Plaintiffs then attempted to match the facts of this case with the factual setting in In re General Motors (Hughes) Shareholder Litigation, 2005 WL 1089021 (Del. Ch. May 4, 2005), where an action was brought regarding breaches of fiduciary duty (as opposed to breaches of contract as here). That Court found that jurisdiction was proper where the defendant, a South Australian corporation “negotiat[ed] and engag[ed] in a transaction between itself, an indirect Delaware subsidiary . . . and another Delaware corporation . . . in which Delaware law was to be applied”, and the transaction included “necessary acts by the parties in furtherance of that transaction [which] would be taken in Delaware.” Chancellor Chandler determined that Delaware’s interest in providing a forum for claims regarding the internal affairs of Delaware corporations justified concluding in General Motors that the relatively minor act of filing the Certificate of Merger in Delaware constituted a basis for personal jurisdiction in Delaware.

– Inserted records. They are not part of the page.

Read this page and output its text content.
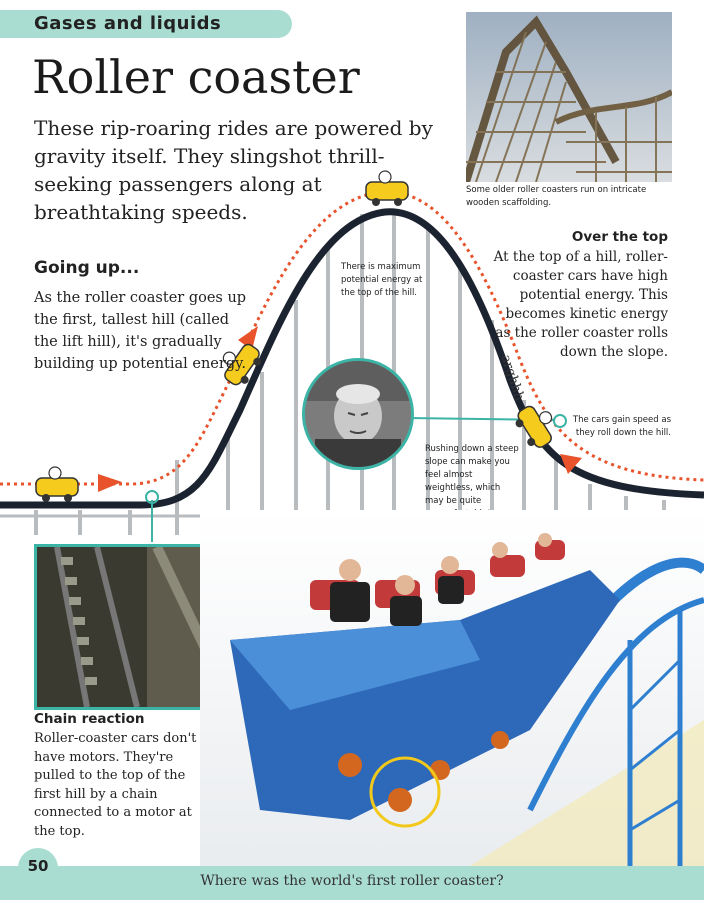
Gases and liquids
Roller coaster
These rip-roaring rides are powered by gravity itself. They slingshot thrill-seeking passengers along at breathtaking speeds.
Some older roller coasters run on intricate wooden scaffolding.
Going up...
As the roller coaster goes up the first, tallest hill (called the lift hill), it's gradually building up potential energy.
There is maximum potential energy at the top of the hill.
Over the top
At the top of a hill, roller-coaster cars have high potential energy. This becomes kinetic energy as the roller coaster rolls down the slope.
arghhh
The cars gain speed as they roll down the hill.
Rushing down a steep slope can make you feel almost weightless, which may be quite
Chain reaction
Roller-coaster cars don't have motors. They're pulled to the top of the first hill by a chain connected to a motor at the top.
Where was the world's first roller coaster?
50
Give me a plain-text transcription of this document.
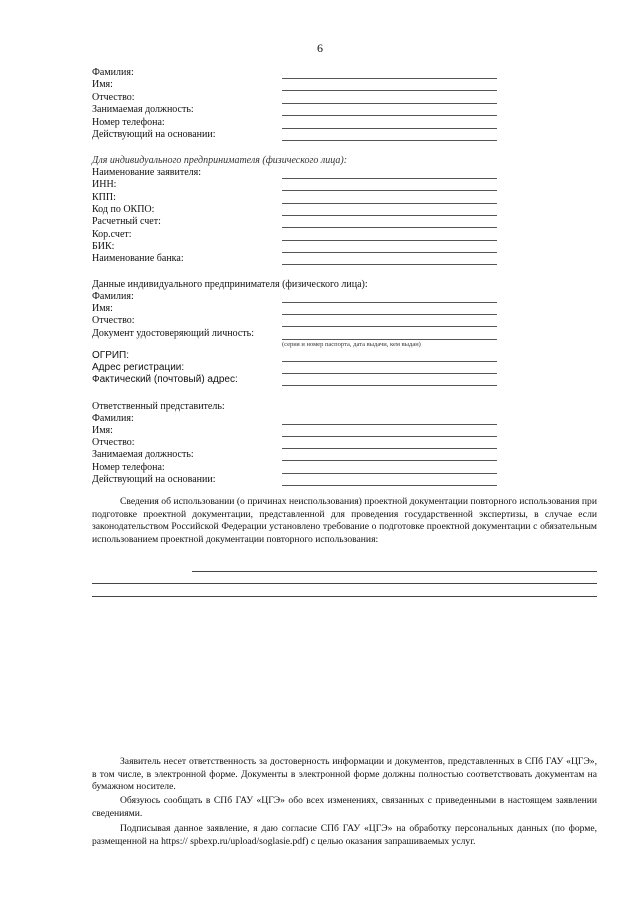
6
Фамилия:
Имя:
Отчество:
Занимаемая должность:
Номер телефона:
Действующий на основании:
Для индивидуального предпринимателя (физического лица):
Наименование заявителя:
ИНН:
КПП:
Код по ОКПО:
Расчетный счет:
Кор.счет:
БИК:
Наименование банка:
Данные индивидуального предпринимателя (физического лица):
Фамилия:
Имя:
Отчество:
Документ удостоверяющий личность:
(серия и номер паспорта, дата выдачи, кем выдан)
ОГРИП:
Адрес регистрации:
Фактический (почтовый) адрес:
Ответственный представитель:
Фамилия:
Имя:
Отчество:
Занимаемая должность:
Номер телефона:
Действующий на основании:
Сведения об использовании (о причинах неиспользования) проектной документации повторного использования при подготовке проектной документации, представленной для проведения государственной экспертизы, в случае если законодательством Российской Федерации установлено требование о подготовке проектной документации с обязательным использованием проектной документации повторного использования:
Заявитель несет ответственность за достоверность информации и документов, представленных в СПб ГАУ «ЦГЭ», в том числе, в электронной форме. Документы в электронной форме должны полностью соответствовать документам на бумажном носителе.
Обязуюсь сообщать в СПб ГАУ «ЦГЭ» обо всех изменениях, связанных с приведенными в настоящем заявлении сведениями.
Подписывая данное заявление, я даю согласие СПб ГАУ «ЦГЭ» на обработку персональных данных (по форме, размещенной на https:// spbexp.ru/upload/soglasie.pdf) с целью оказания запрашиваемых услуг.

In this case, the plaintiffs contended that the creation of the entities that were used to acquire the Company constituted a jurisdiction-conferring act in Delaware. Chancellor Chandler disagreed finding that Suer’s involvement with the Purchase Agreement and his connection to the alleged jurisdiction-conferring act were not sufficient to support the conclusion that Suer transacted business in Delaware within the meaning of § 3104(c)(1) and to hold otherwise would constitute an “unwarranted extension of the holding in General Motors.” Moreover, the plaintiffs failed to establish a sufficient nexus between Suer and the alleged jurisdiction-conferring act in Delaware.
As a result of the above, the Court dismissed the claims against Suer but said that the plaintiffs were free to pursue their claims against Suer in a court that has jurisdiction over the parties and the matter.